L’affaire Bernard Lewis (1993-1995)

 


Résumé : en 1993, Bernard Lewis se fait piéger par le journaliste Jean-Pierre Péroncel-Hugoz (qui évolue alors vers l’extrême droite), qui l’interroge sur la question arménienne ; il est poursuivi au pénal, notamment par le Comité de défense de la cause arménienne, lequel sait qu’il va perdre, mais veut, par cette défaite, provoquer le vote d’une loi liberticide ; il est aussi poursuivi au civil trois fois ; deux des procédures échouent, l’autre réussit contre le professeur Lewis, non à cause du contenu de ses déclarations mais de certaines formulations, et cela au nom d’une jurisprudence qui a cessé d’exister en 2005.


« Un entretien avec Bernard Lewis », Le Monde, 16 novembre 1993 :

« Bernard Lewis est aujourd'hui l'orientaliste anglo-saxon le plus en vue, comparable en France à des savants comme Jacques Berque ou Maxime Rodinson (lequel préfaça en 1982 le célèbre essai de B. Lewis, les Assassins, éditions Berger-Levrault). Une dizaine de ses ouvrages ont été traduits en français, notamment Juifs en terre d'islam (Calmann-Lévy), Comment l'islam a découvert l'Europe (La Découverte) et Islam et laïcité (Fayard). […]

 

[Jean-Pierre Péroncel-Hugoz] Si la Turquie est dans l’Europe, cela veut dire que tous les Turcs peuvent y venir, s’ils le veulent...

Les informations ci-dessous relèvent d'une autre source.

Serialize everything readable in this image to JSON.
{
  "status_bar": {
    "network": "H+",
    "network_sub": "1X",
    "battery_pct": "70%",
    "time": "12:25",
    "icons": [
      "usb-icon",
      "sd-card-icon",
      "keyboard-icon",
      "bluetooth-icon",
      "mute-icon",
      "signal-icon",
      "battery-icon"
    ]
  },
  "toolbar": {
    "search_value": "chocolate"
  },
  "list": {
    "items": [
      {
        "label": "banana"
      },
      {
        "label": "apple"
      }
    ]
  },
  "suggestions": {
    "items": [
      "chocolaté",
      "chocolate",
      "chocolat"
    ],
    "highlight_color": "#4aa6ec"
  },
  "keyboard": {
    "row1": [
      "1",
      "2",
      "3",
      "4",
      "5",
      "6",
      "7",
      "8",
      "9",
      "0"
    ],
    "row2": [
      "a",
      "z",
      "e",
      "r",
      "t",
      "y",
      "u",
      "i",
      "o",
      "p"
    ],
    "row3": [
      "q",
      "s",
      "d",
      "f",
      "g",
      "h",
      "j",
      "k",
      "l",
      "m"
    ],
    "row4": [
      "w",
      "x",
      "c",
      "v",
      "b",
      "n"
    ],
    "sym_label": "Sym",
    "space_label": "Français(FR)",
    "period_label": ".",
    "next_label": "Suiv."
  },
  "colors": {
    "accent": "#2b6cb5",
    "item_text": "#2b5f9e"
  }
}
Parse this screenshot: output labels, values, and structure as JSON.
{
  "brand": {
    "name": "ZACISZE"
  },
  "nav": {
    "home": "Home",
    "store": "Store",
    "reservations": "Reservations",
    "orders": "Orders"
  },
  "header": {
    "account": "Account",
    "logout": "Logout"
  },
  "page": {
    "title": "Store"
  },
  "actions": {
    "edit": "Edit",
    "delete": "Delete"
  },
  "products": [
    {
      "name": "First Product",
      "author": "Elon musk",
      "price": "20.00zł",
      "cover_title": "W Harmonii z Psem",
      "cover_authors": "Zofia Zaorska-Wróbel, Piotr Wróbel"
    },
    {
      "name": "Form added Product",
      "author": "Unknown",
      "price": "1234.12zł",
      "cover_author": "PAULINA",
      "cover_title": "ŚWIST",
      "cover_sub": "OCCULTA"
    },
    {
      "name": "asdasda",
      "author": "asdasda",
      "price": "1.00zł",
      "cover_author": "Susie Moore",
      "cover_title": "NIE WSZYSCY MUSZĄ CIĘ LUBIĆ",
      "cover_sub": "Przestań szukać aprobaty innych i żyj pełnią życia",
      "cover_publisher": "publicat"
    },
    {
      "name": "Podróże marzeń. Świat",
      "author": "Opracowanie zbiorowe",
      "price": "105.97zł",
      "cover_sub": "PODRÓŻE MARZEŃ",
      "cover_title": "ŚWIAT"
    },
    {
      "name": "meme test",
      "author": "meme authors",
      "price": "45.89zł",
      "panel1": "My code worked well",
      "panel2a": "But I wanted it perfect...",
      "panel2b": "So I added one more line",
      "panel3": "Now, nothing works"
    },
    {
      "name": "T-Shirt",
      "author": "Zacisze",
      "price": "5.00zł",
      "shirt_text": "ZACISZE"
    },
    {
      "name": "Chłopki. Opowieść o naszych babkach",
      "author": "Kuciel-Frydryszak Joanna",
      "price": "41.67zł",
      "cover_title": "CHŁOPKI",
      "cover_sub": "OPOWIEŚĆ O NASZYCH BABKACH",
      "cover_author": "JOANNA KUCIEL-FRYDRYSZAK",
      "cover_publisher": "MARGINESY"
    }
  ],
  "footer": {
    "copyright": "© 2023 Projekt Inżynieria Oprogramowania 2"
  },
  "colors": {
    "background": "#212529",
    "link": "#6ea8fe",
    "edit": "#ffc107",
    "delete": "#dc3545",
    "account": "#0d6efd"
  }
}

[Bernard Lewis] Je ne nie pas que c’est un problème très sérieux pour l’Europe... mais aussi une question fondamentale pour la Turquie. Dans la Conférence des États islamiques, il y a 51 membres et pratiquement un seul y est doté d’un système démocratique : la Turquie...

 

[Jean-Pierre Péroncel-Hugoz] Pourquoi les Turcs refusent-ils toujours de reconnaître le génocide arménien ?

[Bernard Lewis] Vous voulez dire reconnaître la version arménienne de cette histoire ? Il y avait un problème arménien pour les Turcs à cause de l’avance des Russes et d’une population anti-ottomane en Turquie, qui cherchait l’indépendance et qui sympathisait ouvertement avec les Russes venus du Caucase. Il y avait aussi des bandes arméniennes — les Arméniens se vantent des exploits héroïques de la résistance —, et les Turcs avaient certainement des problèmes de maintien de l’ordre en état de guerre. Pour les Turcs, il s’agissait de prendre des mesures punitives et préventives contre une population peu sûre dans une région menacée par une invasion étrangère. Pour les Arméniens, il s’agissait de libérer leur pays. Mais les deux camps s’accordent à reconnaître que la répression fut limitée géographiquement. Par exemple, elle n’affecta guère les Arméniens vivant ailleurs dans l’Empire ottoman. 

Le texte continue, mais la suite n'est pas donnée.